The first chip, the RV560, features eight ROP units and is capable of pushing out eight pixels per clock, which is double the number of the current X1600 (RV530).
The number of Pixel Shader ALUs (arithmetical logical units) will also get a boost, and the RV560 will feature 24 of them, with four Vertex Shader units. The number of Texture Memory Units (TMU's) has also been raised from four to eight, since there is no logical reason to have fewer textures than pixels per clock.

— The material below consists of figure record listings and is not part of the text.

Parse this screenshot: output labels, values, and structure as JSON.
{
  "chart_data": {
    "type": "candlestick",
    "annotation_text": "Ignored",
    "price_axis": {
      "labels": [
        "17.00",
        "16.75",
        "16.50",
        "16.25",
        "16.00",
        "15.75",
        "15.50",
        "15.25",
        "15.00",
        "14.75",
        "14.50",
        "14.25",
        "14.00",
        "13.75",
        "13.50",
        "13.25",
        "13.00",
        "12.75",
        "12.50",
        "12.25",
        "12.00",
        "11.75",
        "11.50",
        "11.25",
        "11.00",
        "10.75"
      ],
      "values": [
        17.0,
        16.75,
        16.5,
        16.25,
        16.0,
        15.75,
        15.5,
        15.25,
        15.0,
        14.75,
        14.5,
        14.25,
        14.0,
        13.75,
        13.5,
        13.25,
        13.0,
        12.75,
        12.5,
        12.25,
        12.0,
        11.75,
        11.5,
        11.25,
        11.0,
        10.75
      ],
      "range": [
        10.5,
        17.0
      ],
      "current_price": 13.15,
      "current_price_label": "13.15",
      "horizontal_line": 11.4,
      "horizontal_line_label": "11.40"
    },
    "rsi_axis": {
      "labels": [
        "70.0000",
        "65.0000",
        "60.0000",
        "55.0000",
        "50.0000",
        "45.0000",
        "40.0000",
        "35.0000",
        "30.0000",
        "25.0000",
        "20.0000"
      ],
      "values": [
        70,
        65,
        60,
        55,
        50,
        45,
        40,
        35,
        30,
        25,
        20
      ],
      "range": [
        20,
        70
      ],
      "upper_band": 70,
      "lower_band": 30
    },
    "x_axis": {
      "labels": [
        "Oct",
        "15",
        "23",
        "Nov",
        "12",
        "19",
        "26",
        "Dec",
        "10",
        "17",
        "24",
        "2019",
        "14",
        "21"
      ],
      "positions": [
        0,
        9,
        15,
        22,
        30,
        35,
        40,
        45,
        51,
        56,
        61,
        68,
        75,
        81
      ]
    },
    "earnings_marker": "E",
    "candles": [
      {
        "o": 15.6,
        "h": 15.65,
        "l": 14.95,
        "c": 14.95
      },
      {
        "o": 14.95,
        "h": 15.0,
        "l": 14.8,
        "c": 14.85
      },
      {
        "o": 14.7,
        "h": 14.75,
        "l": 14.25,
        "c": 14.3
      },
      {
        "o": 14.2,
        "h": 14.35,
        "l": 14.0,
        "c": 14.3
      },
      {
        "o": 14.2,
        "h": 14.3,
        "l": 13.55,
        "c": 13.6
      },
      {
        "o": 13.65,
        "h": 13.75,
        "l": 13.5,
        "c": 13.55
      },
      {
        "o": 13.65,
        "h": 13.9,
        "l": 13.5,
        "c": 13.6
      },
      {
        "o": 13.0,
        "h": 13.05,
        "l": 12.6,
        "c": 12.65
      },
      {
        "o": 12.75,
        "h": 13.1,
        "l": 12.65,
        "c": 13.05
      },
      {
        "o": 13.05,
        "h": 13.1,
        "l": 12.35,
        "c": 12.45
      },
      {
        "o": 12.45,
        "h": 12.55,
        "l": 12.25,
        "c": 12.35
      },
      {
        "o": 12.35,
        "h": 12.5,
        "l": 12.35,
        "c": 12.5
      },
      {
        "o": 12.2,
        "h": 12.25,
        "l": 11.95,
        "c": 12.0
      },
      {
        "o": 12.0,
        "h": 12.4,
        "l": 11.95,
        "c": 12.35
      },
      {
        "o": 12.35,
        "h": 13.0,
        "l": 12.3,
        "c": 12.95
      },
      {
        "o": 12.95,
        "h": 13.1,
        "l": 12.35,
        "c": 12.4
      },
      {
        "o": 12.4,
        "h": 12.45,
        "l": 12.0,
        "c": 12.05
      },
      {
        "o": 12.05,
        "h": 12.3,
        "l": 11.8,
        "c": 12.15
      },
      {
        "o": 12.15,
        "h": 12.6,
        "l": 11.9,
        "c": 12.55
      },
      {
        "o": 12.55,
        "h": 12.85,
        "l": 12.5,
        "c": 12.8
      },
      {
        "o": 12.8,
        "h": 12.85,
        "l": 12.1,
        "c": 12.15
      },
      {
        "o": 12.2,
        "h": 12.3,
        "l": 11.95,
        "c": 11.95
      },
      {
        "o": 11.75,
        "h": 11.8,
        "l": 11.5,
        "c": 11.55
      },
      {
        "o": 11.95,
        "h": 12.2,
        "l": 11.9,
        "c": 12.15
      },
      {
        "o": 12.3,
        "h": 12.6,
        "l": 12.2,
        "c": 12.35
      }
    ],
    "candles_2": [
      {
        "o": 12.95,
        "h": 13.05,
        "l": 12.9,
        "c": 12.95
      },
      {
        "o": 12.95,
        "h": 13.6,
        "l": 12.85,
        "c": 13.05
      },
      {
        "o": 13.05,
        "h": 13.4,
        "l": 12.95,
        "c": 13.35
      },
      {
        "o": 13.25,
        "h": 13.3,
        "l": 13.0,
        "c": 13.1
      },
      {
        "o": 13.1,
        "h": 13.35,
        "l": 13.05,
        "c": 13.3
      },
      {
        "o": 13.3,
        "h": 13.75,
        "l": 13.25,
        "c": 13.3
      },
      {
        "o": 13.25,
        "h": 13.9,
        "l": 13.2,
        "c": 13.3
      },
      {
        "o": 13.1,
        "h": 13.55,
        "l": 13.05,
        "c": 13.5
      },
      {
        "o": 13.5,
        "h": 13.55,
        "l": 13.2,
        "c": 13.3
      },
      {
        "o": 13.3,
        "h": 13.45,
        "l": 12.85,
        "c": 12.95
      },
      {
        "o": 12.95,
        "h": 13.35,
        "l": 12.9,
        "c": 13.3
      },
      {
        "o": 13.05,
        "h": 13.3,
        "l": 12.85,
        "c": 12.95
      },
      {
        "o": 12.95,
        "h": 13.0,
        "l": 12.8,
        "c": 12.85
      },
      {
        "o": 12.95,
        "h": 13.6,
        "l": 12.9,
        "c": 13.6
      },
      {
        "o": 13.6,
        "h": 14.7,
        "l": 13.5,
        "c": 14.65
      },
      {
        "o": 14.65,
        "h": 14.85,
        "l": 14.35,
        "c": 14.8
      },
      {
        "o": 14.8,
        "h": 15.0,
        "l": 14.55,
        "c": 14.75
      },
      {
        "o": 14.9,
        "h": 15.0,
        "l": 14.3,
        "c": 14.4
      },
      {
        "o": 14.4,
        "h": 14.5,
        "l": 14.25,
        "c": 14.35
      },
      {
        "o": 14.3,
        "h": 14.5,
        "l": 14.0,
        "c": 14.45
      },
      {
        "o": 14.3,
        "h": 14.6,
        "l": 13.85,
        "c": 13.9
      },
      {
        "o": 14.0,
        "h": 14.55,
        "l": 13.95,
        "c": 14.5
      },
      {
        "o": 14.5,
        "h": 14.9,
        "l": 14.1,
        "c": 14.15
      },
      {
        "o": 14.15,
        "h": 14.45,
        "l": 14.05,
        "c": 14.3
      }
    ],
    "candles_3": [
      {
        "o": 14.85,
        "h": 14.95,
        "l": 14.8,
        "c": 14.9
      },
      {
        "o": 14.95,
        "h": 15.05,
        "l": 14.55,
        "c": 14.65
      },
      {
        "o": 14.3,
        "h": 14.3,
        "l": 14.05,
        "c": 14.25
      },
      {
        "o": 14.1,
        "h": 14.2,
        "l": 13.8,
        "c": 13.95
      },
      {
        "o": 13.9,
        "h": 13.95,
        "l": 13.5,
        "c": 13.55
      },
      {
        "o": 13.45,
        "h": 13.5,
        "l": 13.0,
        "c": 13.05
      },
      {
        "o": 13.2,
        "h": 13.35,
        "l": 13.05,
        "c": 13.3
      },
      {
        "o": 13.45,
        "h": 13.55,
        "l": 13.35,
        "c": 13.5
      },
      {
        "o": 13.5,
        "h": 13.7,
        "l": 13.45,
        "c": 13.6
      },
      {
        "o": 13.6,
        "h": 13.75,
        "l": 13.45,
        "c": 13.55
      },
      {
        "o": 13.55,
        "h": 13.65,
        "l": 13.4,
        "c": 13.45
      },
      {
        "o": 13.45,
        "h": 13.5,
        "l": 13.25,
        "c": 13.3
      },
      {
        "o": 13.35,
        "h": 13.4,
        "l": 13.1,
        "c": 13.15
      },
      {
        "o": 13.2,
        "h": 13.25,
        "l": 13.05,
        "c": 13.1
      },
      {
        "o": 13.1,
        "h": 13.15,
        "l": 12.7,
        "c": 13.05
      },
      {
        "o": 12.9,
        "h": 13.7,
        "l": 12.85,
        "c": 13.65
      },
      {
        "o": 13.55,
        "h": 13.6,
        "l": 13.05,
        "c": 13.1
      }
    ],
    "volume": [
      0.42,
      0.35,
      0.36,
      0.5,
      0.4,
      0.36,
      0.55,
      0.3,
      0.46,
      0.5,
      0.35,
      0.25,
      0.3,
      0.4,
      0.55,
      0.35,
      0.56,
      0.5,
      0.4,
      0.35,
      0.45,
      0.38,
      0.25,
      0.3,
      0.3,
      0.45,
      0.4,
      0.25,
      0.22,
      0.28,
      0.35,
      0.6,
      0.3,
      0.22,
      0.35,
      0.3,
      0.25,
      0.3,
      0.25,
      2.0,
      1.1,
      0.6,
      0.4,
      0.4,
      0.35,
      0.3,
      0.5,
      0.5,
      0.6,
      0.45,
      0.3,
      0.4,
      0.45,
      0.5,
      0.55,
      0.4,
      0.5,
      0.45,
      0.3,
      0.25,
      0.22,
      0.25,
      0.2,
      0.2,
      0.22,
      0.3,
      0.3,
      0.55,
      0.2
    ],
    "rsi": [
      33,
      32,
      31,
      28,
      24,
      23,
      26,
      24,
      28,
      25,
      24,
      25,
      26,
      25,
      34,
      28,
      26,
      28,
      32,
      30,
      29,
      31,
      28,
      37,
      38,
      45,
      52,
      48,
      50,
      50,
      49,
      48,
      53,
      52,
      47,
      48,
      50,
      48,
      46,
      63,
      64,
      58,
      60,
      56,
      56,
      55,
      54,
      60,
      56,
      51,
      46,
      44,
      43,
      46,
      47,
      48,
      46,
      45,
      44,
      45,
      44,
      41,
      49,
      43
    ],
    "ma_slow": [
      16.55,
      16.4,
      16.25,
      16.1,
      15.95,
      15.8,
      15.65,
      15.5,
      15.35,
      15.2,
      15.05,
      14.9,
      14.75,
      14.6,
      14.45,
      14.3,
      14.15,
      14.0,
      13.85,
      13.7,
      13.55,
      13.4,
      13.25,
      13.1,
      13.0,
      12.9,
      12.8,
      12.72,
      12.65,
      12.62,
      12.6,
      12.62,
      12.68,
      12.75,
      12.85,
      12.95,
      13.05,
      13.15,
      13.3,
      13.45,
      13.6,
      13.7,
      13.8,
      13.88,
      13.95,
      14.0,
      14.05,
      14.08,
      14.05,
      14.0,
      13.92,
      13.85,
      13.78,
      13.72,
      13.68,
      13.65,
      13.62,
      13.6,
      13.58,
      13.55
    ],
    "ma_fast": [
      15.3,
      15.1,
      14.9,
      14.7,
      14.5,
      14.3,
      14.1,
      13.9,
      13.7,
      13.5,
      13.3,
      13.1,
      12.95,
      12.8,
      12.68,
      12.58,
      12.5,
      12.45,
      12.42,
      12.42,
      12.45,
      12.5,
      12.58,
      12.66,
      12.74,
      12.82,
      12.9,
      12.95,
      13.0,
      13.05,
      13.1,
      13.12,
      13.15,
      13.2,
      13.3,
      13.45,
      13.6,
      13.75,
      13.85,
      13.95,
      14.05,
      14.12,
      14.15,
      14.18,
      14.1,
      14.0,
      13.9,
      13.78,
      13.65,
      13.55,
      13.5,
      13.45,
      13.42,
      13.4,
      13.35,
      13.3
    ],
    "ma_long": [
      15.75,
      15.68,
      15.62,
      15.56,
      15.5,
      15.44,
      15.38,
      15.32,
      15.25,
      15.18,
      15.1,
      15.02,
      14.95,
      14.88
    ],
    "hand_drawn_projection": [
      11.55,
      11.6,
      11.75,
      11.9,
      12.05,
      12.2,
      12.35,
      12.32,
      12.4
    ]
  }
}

The second chip, the RV570 will truly be a mainstream monster, which should give Nvidia a headache. The chip is scheduled to have 12 ROP and 12 units (12 pixel/textures per clock), 36 Pixel Shader ALU's and six Vertex Shaders. Clock speeds are not defined, but you can expect 650 or even a 700MHz GPU clock for the X1700XT part. It all depends on yields.

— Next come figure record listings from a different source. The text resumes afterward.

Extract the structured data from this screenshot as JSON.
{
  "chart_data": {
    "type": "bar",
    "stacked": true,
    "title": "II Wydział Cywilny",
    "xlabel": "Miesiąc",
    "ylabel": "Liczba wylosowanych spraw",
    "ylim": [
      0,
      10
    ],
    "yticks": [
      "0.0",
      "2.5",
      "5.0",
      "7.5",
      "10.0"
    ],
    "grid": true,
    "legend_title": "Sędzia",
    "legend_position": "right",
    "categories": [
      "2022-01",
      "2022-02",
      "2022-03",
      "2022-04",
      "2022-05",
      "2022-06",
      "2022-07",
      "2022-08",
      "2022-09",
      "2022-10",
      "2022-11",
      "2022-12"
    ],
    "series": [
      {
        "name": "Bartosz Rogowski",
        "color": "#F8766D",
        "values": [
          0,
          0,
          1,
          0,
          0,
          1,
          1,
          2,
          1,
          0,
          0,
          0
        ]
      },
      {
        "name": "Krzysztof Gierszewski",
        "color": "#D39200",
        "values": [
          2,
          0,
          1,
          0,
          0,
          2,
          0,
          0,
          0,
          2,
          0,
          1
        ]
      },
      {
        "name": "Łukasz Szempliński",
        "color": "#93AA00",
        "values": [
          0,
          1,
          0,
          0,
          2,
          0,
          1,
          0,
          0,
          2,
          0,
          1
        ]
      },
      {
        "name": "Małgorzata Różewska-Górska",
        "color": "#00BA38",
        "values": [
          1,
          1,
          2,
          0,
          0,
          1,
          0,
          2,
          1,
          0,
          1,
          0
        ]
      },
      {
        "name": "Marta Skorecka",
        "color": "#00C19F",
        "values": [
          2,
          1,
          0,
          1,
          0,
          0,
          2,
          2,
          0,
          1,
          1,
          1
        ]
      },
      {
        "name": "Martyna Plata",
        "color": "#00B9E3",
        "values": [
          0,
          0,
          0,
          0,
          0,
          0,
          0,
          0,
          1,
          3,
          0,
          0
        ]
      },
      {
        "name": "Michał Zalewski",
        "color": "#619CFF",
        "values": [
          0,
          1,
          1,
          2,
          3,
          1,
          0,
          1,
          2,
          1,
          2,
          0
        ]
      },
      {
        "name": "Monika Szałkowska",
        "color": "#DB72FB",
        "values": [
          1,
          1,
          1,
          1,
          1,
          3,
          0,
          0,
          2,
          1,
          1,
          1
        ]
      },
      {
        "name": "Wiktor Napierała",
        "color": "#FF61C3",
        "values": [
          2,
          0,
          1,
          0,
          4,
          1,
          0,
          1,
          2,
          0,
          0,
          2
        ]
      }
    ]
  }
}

ATI's 80 nanometre mainstream parts are almost certain to be named X1700, although we have no confirmation about the suffixes used for two different chips. We know that two RV570 based models are likely to be named X1700XL and X1700XT, while the RV560 will find itself in the X1700Pro range. Unless the company pulls out an X1500 moniker to differentiate the two - and it would be interesting to see X1500 outperforming X1600 by a mile. At the same time, X1300 will occupy the low-end, and the X1600 should slowly fade away to leave room for different clocked RV560/570 parts.